Варяжко не растерялся.

   — Успеешь, — резко отвечал он, — ещё доберёшься и до Белгорода... если киевлян успел побороть...

   — Поборол, потому что они хотели бороться со мною, — возразил Изяслав. — Где борются, там один должен быть побеждён.

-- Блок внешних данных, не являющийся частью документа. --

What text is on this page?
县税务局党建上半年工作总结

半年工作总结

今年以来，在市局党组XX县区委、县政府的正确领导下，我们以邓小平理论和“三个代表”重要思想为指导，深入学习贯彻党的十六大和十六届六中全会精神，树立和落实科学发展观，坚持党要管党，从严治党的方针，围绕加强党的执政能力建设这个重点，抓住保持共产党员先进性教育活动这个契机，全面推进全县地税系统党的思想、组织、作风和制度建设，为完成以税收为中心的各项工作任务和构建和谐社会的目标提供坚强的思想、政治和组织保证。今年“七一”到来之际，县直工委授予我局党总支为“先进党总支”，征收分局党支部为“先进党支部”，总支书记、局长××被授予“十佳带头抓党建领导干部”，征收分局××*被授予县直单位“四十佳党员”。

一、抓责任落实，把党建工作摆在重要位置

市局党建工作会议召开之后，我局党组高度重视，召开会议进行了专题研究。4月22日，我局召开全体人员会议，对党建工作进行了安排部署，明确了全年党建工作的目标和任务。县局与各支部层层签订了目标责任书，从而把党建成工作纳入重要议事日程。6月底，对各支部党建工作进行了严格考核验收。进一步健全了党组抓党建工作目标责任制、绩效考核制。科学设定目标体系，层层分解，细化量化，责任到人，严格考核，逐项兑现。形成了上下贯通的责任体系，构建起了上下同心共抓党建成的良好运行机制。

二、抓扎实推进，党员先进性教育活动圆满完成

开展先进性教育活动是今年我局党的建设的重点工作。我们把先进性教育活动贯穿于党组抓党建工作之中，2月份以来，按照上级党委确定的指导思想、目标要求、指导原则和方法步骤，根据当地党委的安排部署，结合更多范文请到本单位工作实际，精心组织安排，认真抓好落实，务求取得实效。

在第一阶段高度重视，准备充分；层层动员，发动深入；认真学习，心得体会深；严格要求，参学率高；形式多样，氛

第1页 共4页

   — Хорошо говоришь, князь! Жаль только, что ты побеждаешь своих, а половцев не умеешь победить.

   — С Божьею помощью одолеем и половцев.

Варяжко на минуту задумался.

   — Ас кем ты выступишь на половцев? — спросил он, помолчав. — Старую отцовскую дружину ты не уважаешь... Воевод всех перевешал... Разве с Чудином и Славошею пойдёшь на войну? Ты не любишь народа, а народ не любит тебя! Пока этот молодой король сидит у нас, — он кивнул в сторону Болеслава, — половцы молчат... у них тоже ведь собачее чутьё! А только гость уедет, и ты не справишься с ними... опят будет беда...

   — Эй, ты, старик! — крикнул Чудин. — Какой мёд развязал твой язык?.. Не вишнёвый ли?

   — Тот самый, который вам глаза затуманил, — отрезал Варяжко.

Отрок наливал в эту минуту мёд в чашу Варяжки; Чудин бросил на него злобный взгляд.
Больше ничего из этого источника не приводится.